Showing posts with label High Density. Show all posts
Google’s Making Its Own Chips Now. Time for Intel to Freak Out
Monday, 17 October 2016
Posted by ARM Servers
Google’s Making Its Own Chips Now. Time for Intel to Freak Out
The
Internet’s most powerful company sent a few shock waves through the tech world
yesterday when it revealed that a new custom-designed chip helps run what is
surely the future of its vast online empire: artificial intelligence.
In
building its own chip, Google has taken yet another step along a path that has
already remade the tech industry in enormous ways. Over the past decade, the
company has designed all sorts of new hardware for the massive data centers
that underpin its myriad online services, including computer servers,
networking gear, and more. As it created services of unprecedented scope and
size, it needed a more efficient breed of hardware to run these services. Over
the years, so many other Internet giants have followed suit, forcing a seismic
shift in the worldwide hardware market.
With
its new chip, Google’s aim is the same: unprecedented efficiency. To take AI to
new heights, it needs a chip that can do more in less time while consuming less
power. But the effect of this chip extends well beyond the Google empire. It
threatens the future of commercial chip makers like Intel and
nVidia—particularly when you consider Google’s vision for the future. According
to Urs Hölzle, the man most responsible for the global data center network that
underpins the Google empire, this new custom chip is just the first of many.
No,
Google will not sell its chips to other companies. It won’t directly compete
with Intel or nVidia. But with its massive data centers, Google is by far the
largest potential customer for both of those companies. At the same time, as
more and more businesses adopt the cloud computing services offered by Google,
they’ll be buying fewer and fewer servers (and thus chips) of their own, eating
even further into the chip market.
Indeed,
Google revealed its new chip as a way of promoting the cloud services that let
businesses and coders tap into its AI engines and build them into their own
applications. As Google tries to sell other companies on the power of its AI,
it’s claiming—in rather loud ways—that it boasts the best hardware for running
this AI, hardware that no other company has.
Google’s
Need for Speed
Google’s
new chip is called the Tensor Processing Unit, or TPU. That’s because it helps
run TensorFlow, the software engine that drives the Google’s deep neural
networks, networks of hardware and software that can learn particular tasks by
analyzing vast amounts of data. Other tech giants typically run their deep
neural nets with graphics processing units, or GPUs—chips that were originally
designed to render images for games and other graphics-heavy applications.
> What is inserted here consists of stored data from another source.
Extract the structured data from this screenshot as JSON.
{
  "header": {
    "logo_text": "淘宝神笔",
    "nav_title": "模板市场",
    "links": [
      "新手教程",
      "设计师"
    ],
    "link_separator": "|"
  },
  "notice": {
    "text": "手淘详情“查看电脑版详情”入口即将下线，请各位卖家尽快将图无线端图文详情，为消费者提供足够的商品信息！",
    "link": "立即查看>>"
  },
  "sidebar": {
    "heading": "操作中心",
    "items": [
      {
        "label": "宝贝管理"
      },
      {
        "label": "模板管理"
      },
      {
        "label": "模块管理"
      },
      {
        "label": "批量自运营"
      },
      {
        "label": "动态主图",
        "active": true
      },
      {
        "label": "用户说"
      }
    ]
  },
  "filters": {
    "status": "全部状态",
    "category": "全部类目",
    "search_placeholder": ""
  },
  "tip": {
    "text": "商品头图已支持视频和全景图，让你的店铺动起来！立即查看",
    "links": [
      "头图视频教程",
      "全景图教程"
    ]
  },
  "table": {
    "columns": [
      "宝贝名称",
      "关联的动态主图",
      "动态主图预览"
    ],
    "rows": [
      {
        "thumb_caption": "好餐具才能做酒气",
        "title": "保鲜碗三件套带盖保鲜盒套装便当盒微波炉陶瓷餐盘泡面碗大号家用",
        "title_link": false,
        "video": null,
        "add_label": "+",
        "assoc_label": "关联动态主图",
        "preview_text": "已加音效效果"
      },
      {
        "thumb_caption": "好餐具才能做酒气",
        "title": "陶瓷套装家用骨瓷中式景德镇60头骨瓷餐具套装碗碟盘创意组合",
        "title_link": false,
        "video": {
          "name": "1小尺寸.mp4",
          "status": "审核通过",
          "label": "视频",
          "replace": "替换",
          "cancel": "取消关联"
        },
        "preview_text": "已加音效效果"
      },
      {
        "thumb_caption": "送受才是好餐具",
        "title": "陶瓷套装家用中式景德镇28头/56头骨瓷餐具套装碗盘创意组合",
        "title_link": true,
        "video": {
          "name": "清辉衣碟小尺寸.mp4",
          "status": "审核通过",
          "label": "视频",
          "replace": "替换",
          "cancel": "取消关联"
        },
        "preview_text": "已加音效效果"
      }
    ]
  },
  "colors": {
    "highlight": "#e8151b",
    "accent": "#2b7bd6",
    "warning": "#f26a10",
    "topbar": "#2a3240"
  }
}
These are well-suited to running the types of calculations that drive deep
neural networks. But Google says it has built a chip that’s even more
efficient.
According
to Google, it tailored the TPU specifically to machine learning so that it
needs fewer transistors to run each operation. That means it can squeeze more
operations into the chip with each passing second.
For
now, Google is using both TPUs and GPUs to run its neural nets. Hölzle declined
to go into specifics on how exactly Google was using its TPUs, except to say
that they handle “part of the computation” needed to drive voice recognition on
Android phones. But he said that Google would be releasing a paper describing
the benefits of its chip and that Google will continue to design new chips that
handle machine learning in other ways. Eventually, it seems, this will push
GPUs out of the equation. “They’re already going away a little,” Hölzle says.
“The GPU is too general for machine learning. It wasn’t actually built for
that.”
That’s
not something nVidia wants to hear. As the world’s primary seller of GPUs,
nVidia is now pushing to expand its own business into the AI realm. As Hölzle
points out, the latest nVidia GPU offers a mode specifically for machine
learning. But clearly, Google wants the change to happen faster. Much faster.
The
Smartest Chip
In
the meantime, other companies, most notably Microsoft, are exploring another
breed of chip. The field-programmable gate array, or FPGA, is a chip you can
re-program to perform specific tasks. Microsoft has tested FPGAs with machine
learning, and Intel, seeing where this market was going, recently acquired a
company that sells FPGAs.
Some
analysts think that’s the smarter way to go. An FPGA provides far more
flexibility, says Patrick Moorhead, the president and principal analyst at Moor
Insights and Strategy, a firm that closely follows the chip business. Moorhead
wonders if the new Google TPU is “overkill,” pointing out that such a chip
takes at least six months to build—a long time in the incredibly competitive
marketplace in which the biggest Internet companies compete.
But
Google doesn’t want that flexibility. More than anything, it wants speed. Asked
why Google built its chip from scratch rather than using an FPGA, Hölzle said:
“It’s just much faster.”
Core
Business
Hölzle
also points out that Google’s chip doesn’t replace CPUs, the central processing
units at the heart of every computer server. The search giant still needs these
chips to run the tens of thousands of machines in its data centers, and CPUs
are Intel’s main business. Still, if Google is willing to build its own chips
just for AI, you have to wonder if it would go so far as to design its own CPUs
as well.
Hölzle
plays down the possibility. “You want to solve problems that are not solved,”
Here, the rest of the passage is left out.